The safest place children should be placed in is in the centre of a back seat vehicle, using a lap-and-shoulder seatbelt or a child’s safety seat.
Research has revealed that child safety seats can reduce injury to babies by up to 70% and by up to 50% in older children. This is because at the moment of impact, unrestrained occupants of the vehicle collide with each other and with the inside of the vehicle, slamming against headrests and the sides of the car.
Charmaine van Wyk of Bakwena addressed that it is important for parents to realize that holding their children on their laps or allowing them to play on the back seat is not appropriate as they may end up going through the windscreen.
According to South African law, children between the ages of three and 14, being transported on the road, must be restrained in car or booster seats in a vehicle.
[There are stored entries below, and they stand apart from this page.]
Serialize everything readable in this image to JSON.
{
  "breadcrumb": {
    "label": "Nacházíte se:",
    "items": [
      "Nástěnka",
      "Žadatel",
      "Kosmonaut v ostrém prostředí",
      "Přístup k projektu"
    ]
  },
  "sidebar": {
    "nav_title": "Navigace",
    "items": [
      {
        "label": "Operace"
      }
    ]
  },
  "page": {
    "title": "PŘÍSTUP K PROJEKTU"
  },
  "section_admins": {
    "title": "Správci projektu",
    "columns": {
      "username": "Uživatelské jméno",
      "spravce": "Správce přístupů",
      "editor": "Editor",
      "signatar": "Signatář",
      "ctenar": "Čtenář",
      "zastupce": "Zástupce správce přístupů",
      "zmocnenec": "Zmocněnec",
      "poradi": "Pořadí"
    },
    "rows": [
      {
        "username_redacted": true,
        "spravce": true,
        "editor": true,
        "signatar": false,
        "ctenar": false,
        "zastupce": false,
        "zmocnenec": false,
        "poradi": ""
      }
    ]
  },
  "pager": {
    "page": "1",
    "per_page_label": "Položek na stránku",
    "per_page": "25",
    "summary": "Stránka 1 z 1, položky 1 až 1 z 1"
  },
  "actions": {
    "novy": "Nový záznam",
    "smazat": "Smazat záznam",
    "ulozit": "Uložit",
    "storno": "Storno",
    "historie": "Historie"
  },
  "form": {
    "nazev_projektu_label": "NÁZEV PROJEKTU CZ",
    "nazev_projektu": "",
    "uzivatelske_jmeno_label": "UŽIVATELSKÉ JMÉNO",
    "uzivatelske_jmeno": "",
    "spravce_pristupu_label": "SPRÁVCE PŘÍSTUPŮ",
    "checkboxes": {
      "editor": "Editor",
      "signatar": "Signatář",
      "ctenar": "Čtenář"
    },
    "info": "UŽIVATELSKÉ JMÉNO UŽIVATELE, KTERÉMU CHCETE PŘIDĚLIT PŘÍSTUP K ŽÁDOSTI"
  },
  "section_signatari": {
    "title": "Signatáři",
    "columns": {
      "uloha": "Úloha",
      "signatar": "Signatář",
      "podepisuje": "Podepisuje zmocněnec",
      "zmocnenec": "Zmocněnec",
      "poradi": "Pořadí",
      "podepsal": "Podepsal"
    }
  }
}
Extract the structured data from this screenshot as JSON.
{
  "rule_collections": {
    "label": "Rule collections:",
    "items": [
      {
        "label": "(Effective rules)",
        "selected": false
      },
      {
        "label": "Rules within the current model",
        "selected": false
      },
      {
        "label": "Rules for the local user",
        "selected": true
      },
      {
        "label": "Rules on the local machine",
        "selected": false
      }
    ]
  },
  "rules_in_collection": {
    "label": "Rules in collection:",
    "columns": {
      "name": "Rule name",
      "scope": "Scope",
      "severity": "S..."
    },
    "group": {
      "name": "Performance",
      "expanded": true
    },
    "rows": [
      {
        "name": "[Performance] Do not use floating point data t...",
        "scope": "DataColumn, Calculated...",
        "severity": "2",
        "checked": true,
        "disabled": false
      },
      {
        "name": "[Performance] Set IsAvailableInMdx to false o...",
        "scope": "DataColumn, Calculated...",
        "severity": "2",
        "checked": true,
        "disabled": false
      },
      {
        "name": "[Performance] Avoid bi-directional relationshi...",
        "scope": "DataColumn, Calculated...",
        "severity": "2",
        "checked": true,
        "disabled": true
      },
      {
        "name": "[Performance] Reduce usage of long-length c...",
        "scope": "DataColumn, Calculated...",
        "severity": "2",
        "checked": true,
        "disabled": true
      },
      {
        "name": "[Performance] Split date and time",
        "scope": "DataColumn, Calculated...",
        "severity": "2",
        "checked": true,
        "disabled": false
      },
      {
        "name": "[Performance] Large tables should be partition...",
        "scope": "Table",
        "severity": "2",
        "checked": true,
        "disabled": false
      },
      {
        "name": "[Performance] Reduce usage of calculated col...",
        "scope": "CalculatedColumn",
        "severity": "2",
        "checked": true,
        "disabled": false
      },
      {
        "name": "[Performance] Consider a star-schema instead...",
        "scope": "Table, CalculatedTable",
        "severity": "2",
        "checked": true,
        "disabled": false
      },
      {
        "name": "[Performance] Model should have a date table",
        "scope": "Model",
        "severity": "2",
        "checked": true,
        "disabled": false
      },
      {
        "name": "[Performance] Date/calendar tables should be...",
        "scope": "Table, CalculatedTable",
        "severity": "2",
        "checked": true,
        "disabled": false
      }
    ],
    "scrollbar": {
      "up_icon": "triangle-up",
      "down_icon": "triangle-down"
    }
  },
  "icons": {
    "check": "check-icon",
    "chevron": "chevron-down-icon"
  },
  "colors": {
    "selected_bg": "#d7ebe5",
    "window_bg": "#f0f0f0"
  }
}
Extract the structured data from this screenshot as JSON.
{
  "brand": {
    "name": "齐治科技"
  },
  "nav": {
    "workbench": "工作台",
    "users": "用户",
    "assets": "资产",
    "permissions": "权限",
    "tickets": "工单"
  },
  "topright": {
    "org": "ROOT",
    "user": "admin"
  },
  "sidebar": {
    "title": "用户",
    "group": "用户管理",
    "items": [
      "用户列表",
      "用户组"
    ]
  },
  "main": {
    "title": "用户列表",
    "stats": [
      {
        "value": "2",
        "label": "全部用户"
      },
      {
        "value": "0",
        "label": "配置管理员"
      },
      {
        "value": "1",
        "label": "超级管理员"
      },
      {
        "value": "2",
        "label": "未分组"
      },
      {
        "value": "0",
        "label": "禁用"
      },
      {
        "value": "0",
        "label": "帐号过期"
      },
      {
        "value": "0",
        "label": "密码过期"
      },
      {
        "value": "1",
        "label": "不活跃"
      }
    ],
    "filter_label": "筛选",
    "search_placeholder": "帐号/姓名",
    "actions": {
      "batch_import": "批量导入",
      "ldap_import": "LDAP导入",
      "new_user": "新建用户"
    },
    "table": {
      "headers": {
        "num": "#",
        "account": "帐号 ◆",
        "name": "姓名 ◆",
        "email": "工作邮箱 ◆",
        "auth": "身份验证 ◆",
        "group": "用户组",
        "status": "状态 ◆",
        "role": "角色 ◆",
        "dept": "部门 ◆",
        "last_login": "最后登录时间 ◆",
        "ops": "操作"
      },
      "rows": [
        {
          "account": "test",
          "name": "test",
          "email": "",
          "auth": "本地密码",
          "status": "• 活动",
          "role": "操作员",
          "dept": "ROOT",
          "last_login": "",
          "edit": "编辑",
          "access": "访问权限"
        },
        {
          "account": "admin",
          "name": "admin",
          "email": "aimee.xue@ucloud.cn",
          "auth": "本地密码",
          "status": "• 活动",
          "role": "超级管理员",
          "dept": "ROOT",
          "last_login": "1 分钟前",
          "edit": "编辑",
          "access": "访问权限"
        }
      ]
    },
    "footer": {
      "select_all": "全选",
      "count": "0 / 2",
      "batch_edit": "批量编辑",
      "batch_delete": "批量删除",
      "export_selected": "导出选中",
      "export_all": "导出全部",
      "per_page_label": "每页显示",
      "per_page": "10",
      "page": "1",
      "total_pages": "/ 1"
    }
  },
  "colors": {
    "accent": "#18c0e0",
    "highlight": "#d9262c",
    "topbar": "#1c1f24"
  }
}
In a case where a special safety seat cannot be provided, children must be secured using the vehicle’s seatbelt. If there are no seatbelts, they are to sit in the back of the vehicle.
Children older than four years or those weighing more than 18 kg no longer need a car seat; but a booster seat positioned at their shoulder level, which allows them to see out the windows and protect their heads and necks from partial head-on or side impact collisions. Babies who weigh less than 9 kg can be placed in a rear-facing seat, in which they lie flat, to protect their bones and spine in times of an accident.
From April 2015, the law will require children under the age of three years to be buckled into car seats. Even when a vehicle is fitted with airbags, they can be dangerous to children under the age of 13 years. The force is enough to cause head injuries and they should not sit in the front seat.
Parents must fully take the initiative to ensure their children’s safety in moving vehicles.